This article is from the Australian Property Journal archive
AFTER the strains of its long lockdowns on the state’s economy, Victoria now has the highest arrears in the country, taking over from long-term title holder, Western Australia.
According to Standard & Poor’s Global Ratings’ Q3 market overview, Victoria now holds the top spot for arrears, with investor arrears outpacing owner-occupiers after the RBA began its rate hiking cycle.
This as owner-occupier arrears in Victoria have stabilised over recent months, while investor arrears have continued to mount. With Victorian investors facing higher property taxes that strain debt serviceability.
Investors are of course far quicker to sell off a property where they cannot service a loan, with the stakes being lower and it not being their primary place of residence.
While Victoria has taken first place for arrears, the state saw its median property prices tumble below Brisbane’s earlier in the year.
With September’s Standard & Poor’s Performance Index (SPIN) placing Victoria at 1.07%, NT at 1.05%, NSW at 1.00%, WA at 0.91%, SA at 0.70%, ACT at 0.60% and Tasmania at 0.50%.

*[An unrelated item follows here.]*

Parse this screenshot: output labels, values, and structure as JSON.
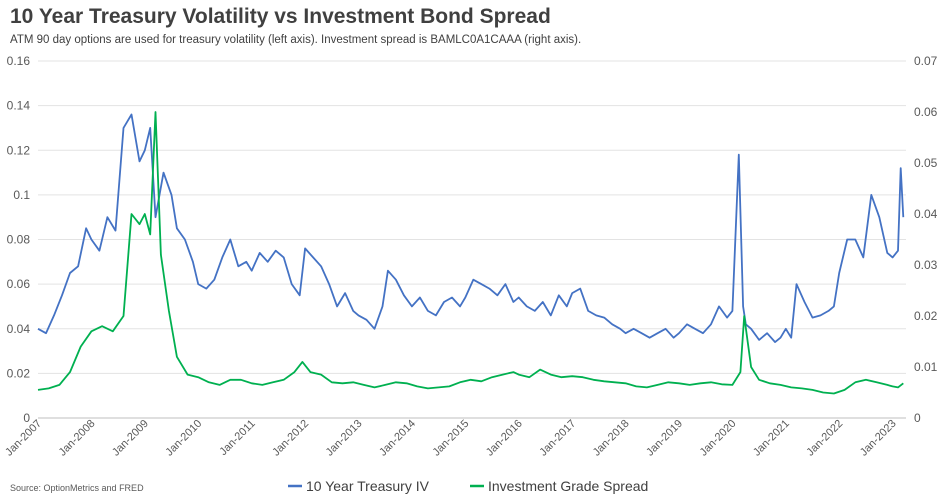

Speaking nationally, arrears are still relatively low thanks to supports such as low unemployment rates, refinancing, ongoing savings buffers and mortgage repayments typically being the one of the last things to go for households under financial strain.
Over Q3, prime RMBS were at 0.90% dropping from 0.95% in the second quarter, with stabilisation largely attributed to the pause in interest rate hikes from the RBA.
Nonconforming arrears were also down over the quarter, from 4.04% in Q2 to 4.01% in Q3. This category is currently varied by transaction with strong property prices allowing mortgage holders a way out of this higher stress.
Nationally, investor arrears were lower than owner-occupier arrears in Q3, at 0.71% and 1.02% respectively.
Prepayment rates were up over the quarter for both prime and nonconforming transactions, with S&P forecasting prepayment rate to climb when interest rates are eventually lowered in 2025. Though some are now forecasting this may not come till Q2 at the earliest.
With prime prepayment rates up to 22.87% in Q3 from 20.99% in Q2 and nonconforming rates up to 34.58% in Q3 from 32.18% in Q2.
Over the quarter, exposure to loans with an LTV ratio above 80% is currently sitting at 6% for the prime RMBA sector and 9% for nonconforming.
Mortgage delinquencies are currently forecast for moderate rises into 2025, according to Moody’s, who also zeroed in on Melbourne as the emerging centre for home arrears.
At the same time, mortgage stress has fallen again over October. With Roy Morgan reporting a 4.1% drop to 26.2% from June to October.
Australians “at risk” of mortgage stress is still elevated however, after a 680,000 increase since the RBA began its rate hiking cycle in May 2022 to 1,487,000.
Likewise, the number of Australians considered “extremely at risk” is also well above the 10-year long-term average of 14.6%. With 928,000 or 16.7% of mortgage holders now extremely at risk.
“The figures take into account 13 rate increases which raised interest rates by a total of 4.25% points to 4.35%,” said Michele Levine, CEO at Roy Morgan.
“The latest ABS quarterly inflation figures for September 2024 showed annual inflation at 2.8% – down 1% point from June 2024. This is the lowest official inflation estimates since early 2021 over three years ago and the first time since the RBA began raising interest rates that inflation has dropped into the RBA’s preferred target range of 2-3%.”
If the RBA does move to drop interest rates by 0.25% to 4.10% as soon as its December meeting, the number of mortgage holders at risk would drop by 12,000.
“The rapid decline in inflation over the last year has led to hope that the RBA will reduce interest rates in the months ahead. However, the RBA has stated that they are keeping an eye on so-called ‘core inflation’, also known as the ‘trimmed mean’,” added Levine.
“The latest ‘trimmed mean’ estimate for inflation for the year to September 2024 was still above the desired target range at 3.5%. Nevertheless, the decline in inflation pressures is evident and the RBA’s next move in interest rates is likely to be down.”